Par la suite, bien des fois nous nous sommes retrouvés en contradiction avec cette indication de Rudolf Steiner, dans des situations douloureuses, et souvent je dus repenser à cette expérience./
Qu'est-ce qui distingue une constitution républicaine d'une constitution ancienne théocratique hiérarchisée ? Et à quoi pensait Rudolf Steiner quand, la distinguant d'une constitution démocratique, il parlait justement d'une constitution «républicaine» ?
Comme nous le savons, l'ordre social aux origines de l'humanité était purement vertical et était déterminé par une direction suprasensible venant d'en haut. L'édification et la conservation de ces sociétés étaient l'affaire des prêtres initiés. La place de chacun des membres de ces sociétés était fixée par les liens du sang qu'il possédait de par sa naissance. C'est cela qui déterminait les aptitudes, et aussi les possibilités d'assumer une fonction, de l'individu au sein de l'ensemble. Mettre chaque individu à sa juste place était l'affaire des initiés représentant la divinité, autrement dit des divinités agissant à travers les initiés.
A la place de cet ordre ancien, apparurent pour la première fois en Grèce la démocratie et à Rome la république.

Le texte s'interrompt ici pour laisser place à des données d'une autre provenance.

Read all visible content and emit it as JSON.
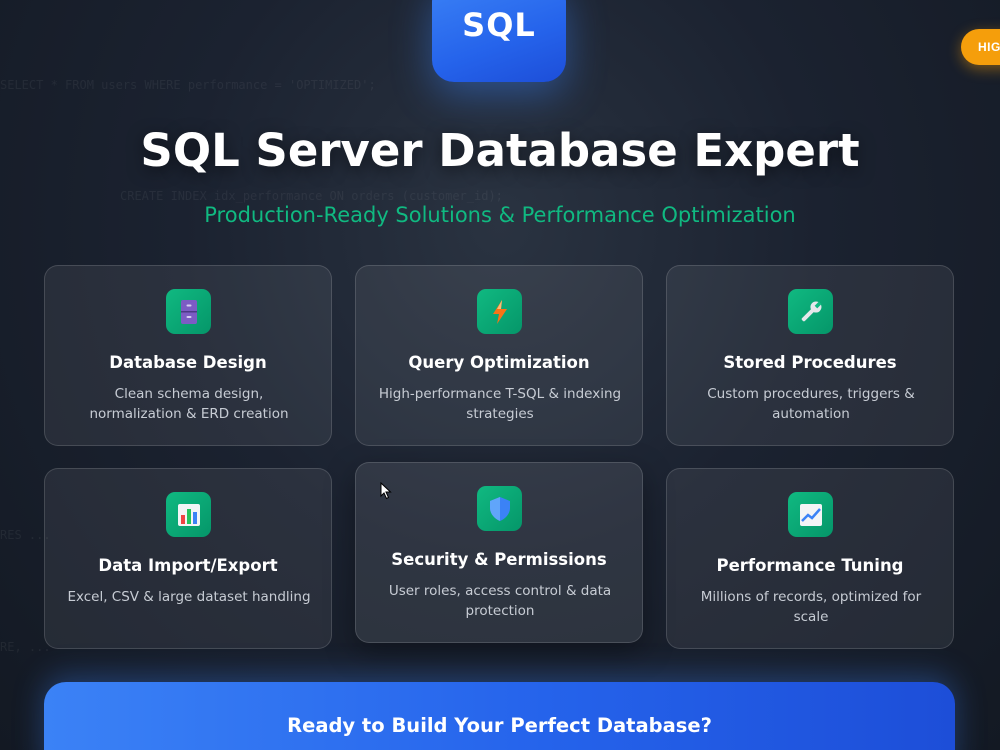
{
  "background_code": [
    "SELECT * FROM users WHERE performance = 'OPTIMIZED';",
    "CREATE INDEX idx_performance ON orders (customer_id);",
    "RES ...",
    "RE, ..."
  ],
  "logo": {
    "text": "SQL",
    "color": "#2563eb"
  },
  "badge": {
    "text": "HIGHLY",
    "color": "#f59e0b"
  },
  "hero": {
    "title": "SQL Server Database Expert",
    "subtitle": "Production-Ready Solutions & Performance Optimization",
    "subtitle_color": "#10b981"
  },
  "services": [
    {
      "icon": "file-cabinet-icon",
      "title": "Database Design",
      "description": "Clean schema design, normalization & ERD creation"
    },
    {
      "icon": "lightning-icon",
      "title": "Query Optimization",
      "description": "High-performance T-SQL & indexing strategies"
    },
    {
      "icon": "wrench-icon",
      "title": "Stored Procedures",
      "description": "Custom procedures, triggers & automation"
    },
    {
      "icon": "bar-chart-icon",
      "title": "Data Import/Export",
      "description": "Excel, CSV & large dataset handling"
    },
    {
      "icon": "shield-icon",
      "title": "Security & Permissions",
      "description": "User roles, access control & data protection"
    },
    {
      "icon": "trending-chart-icon",
      "title": "Performance Tuning",
      "description": "Millions of records, optimized for scale"
    }
  ],
  "cta": {
    "title": "Ready to Build Your Perfect Database?"
  },
  "colors": {
    "accent": "#10b981",
    "brand": "#2563eb",
    "background": "#1b2230"
  }
}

De la première cependant, on se ferait une fausse représentation si on voulait y appliquer le concept actuel de démocratie. Certes, ce mot signifie «le pouvoir au peuple»; ce mot devait exprimer que, ce qui autrefois était ordonné et dirigé purement d'en haut, se trouvait maintenant entre les mains des membres de l'organisme social lui-même. Mais le «peuple» (demos) était cependant toujours un groupe lié par le sang, avec une âme-groupe collective, à travers laquelle pouvait s'exprimer et agir une entité divine déterminée. C'est à elle qu'on se référait pour toutes les affaires communautaires, et c'est par rapport à elle qu'on se sentait responsable.
Qu'on se souvienne de la description qu'a faite Rudolf Steiner du cas d'Aristide : un homme en avance sur son temps, hautement considéré par ses concitoyens qui lui avaient même décerné le titre de «juste», mais qui finit cependant par être banni car il s'était séparé de l'âme-groupe.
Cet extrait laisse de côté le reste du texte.